The development of the technology originated in the lab of Lia Stanciu, a professor of materials engineering at Purdue in 2009. The technology could eliminate the need for a second surgery to remove conventional hardware.
“Currently, most implants use stainless steel and titanium alloys for strength. This can cause long-term change in the mechanics of the specific region and eventual long-term deterioration,” Stanciu says. “Additionally, medical operations that require an orthopedic implant must be followed up with a second surgery to remove the implant or the accompanying hardware of the implant resulting in higher medical costs and an increased risk of complications.”
Co-inventors of the technology are Stanciu; Eric Nauman, a professor in Purdue's College of Engineering and director of the College of Engineering Honors Programs; Michael J Heiden, a PhD candidate; and Mahdi Dehestani, a graduate research assistant, both in Purdue's School of Materials Engineering.
Nauman says the resorbable metal technology provides superior properties compared with conventional metals.

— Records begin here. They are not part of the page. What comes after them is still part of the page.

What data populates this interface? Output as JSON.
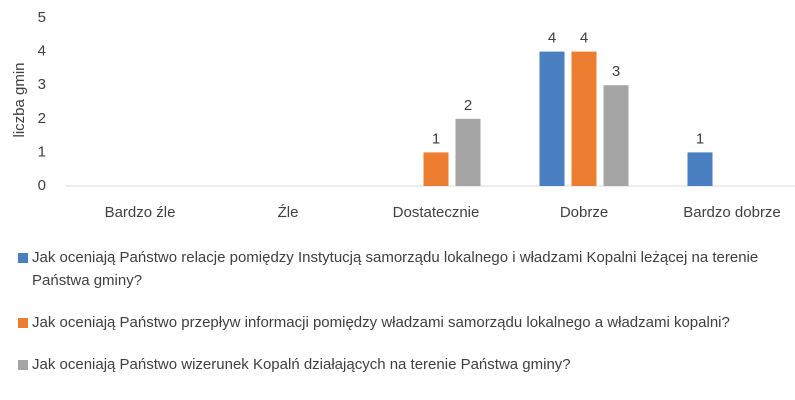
{
  "chart_data": {
    "type": "bar",
    "y_label": "liczba gmin",
    "categories": [
      "Bardzo źle",
      "Źle",
      "Dostatecznie",
      "Dobrze",
      "Bardzo dobrze"
    ],
    "series": [
      {
        "name": "Jak oceniają Państwo relacje pomiędzy Instytucją samorządu lokalnego i władzami Kopalni leżącej na terenie Państwa gminy?",
        "color": "#4a7fc1",
        "values": [
          0,
          0,
          0,
          4,
          1
        ]
      },
      {
        "name": "Jak oceniają Państwo przepływ informacji pomiędzy władzami samorządu lokalnego a władzami kopalni?",
        "color": "#ed7d31",
        "values": [
          0,
          0,
          1,
          4,
          0
        ]
      },
      {
        "name": "Jak oceniają Państwo wizerunek Kopalń działających na terenie Państwa gminy?",
        "color": "#a5a5a5",
        "values": [
          0,
          0,
          2,
          3,
          0
        ]
      }
    ],
    "ylim": [
      0,
      5
    ],
    "yticks": [
      0,
      1,
      2,
      3,
      4,
      5
    ],
    "grid": false,
    "legend": "bottom"
  }
}
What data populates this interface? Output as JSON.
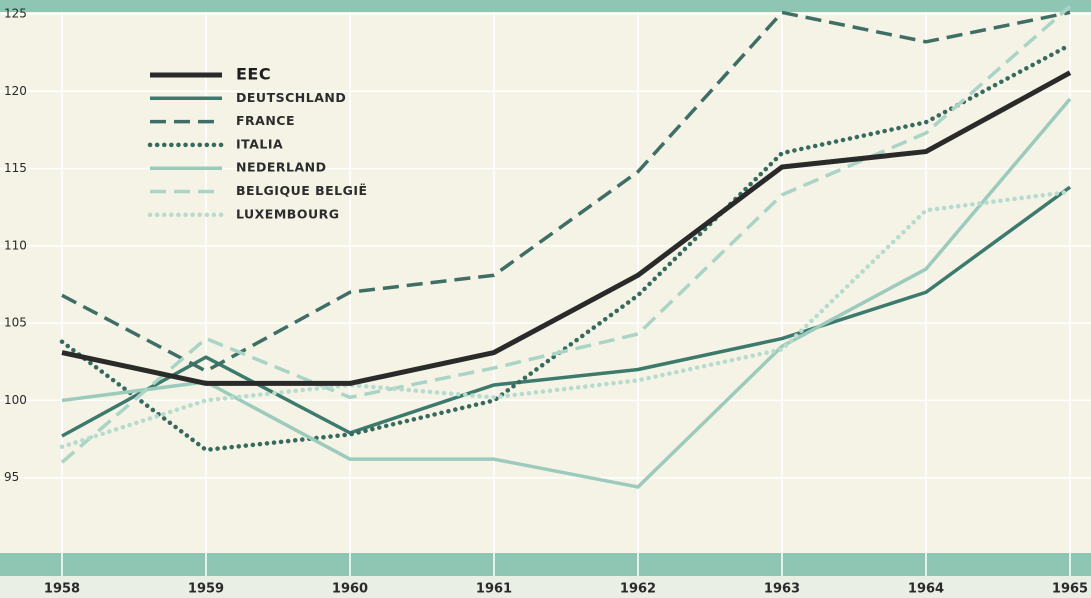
{
  "chart_data": {
    "type": "line",
    "categories": [
      "1958",
      "1959",
      "1960",
      "1961",
      "1962",
      "1963",
      "1964",
      "1965"
    ],
    "series": [
      {
        "name": "EEC",
        "color": "#2a2a2a",
        "style": "solid",
        "values": [
          103.1,
          101.1,
          101.1,
          103.1,
          108.1,
          115.1,
          116.1,
          121.2
        ]
      },
      {
        "name": "DEUTSCHLAND",
        "color": "#3b7a6d",
        "style": "solid",
        "values": [
          97.7,
          102.8,
          97.9,
          101.0,
          102.0,
          104.0,
          107.0,
          113.8
        ]
      },
      {
        "name": "FRANCE",
        "color": "#3e6e66",
        "style": "dashed",
        "values": [
          106.8,
          101.9,
          107.0,
          108.1,
          114.8,
          125.1,
          123.2,
          125.1
        ]
      },
      {
        "name": "ITALIA",
        "color": "#376a5f",
        "style": "dotted",
        "values": [
          103.8,
          96.8,
          97.8,
          100.0,
          106.8,
          116.0,
          118.0,
          123.0
        ]
      },
      {
        "name": "NEDERLAND",
        "color": "#9ccabd",
        "style": "solid",
        "values": [
          100.0,
          101.2,
          96.2,
          96.2,
          94.4,
          103.5,
          108.5,
          119.5
        ]
      },
      {
        "name": "BELGIQUE BELGIË",
        "color": "#a9d4c6",
        "style": "dashed",
        "values": [
          96.0,
          104.0,
          100.2,
          102.1,
          104.3,
          113.3,
          117.3,
          125.5
        ]
      },
      {
        "name": "LUXEMBOURG",
        "color": "#b6dccf",
        "style": "dotted",
        "values": [
          97.0,
          100.0,
          101.0,
          100.2,
          101.3,
          103.3,
          112.3,
          113.5
        ]
      }
    ],
    "ylim": [
      90,
      125
    ],
    "yticks": [
      95,
      100,
      105,
      110,
      115,
      120,
      125
    ],
    "grid": true,
    "legend": "top-left"
  }
}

“The implant has high porosity, which is empty space in the material, in which optimal vascular invasion can occur. This provides a way for cells to optimally absorb the material,” he says. “Our technology is able to provide short-term fixation but eliminate the need for long-term hardware such as titanium or stainless steel that may require second surgeries to be retrieved.”
The orthopedic implant also uses manganese, which provides a better degradation rate, Stanciu adds.
“Current resorbable metals are made with magnesium; however, this provides many adverse side effects to the body and degrades very quickly,” she says. “We decided to use manganese instead of magnesium. Through studies we found that we can control the degradation rates from 22 mm per year to 1.2 mm per year pretty consistently. We also saw that manganese has a very good corrosion rate over time.”
Nauman says the technology still exhibits the usual benefits associated with using biomaterials.
“With this technology, we are able to tailor the surfaces such as de-alloying the surface to provide a better material for cells to grab onto and grow,” he says. “We were also able to show that we could control cell attachment proliferation, an increase of the number of cells. Our technology still has all these usual benefits in addition to controlling the degradation rates of the metals.”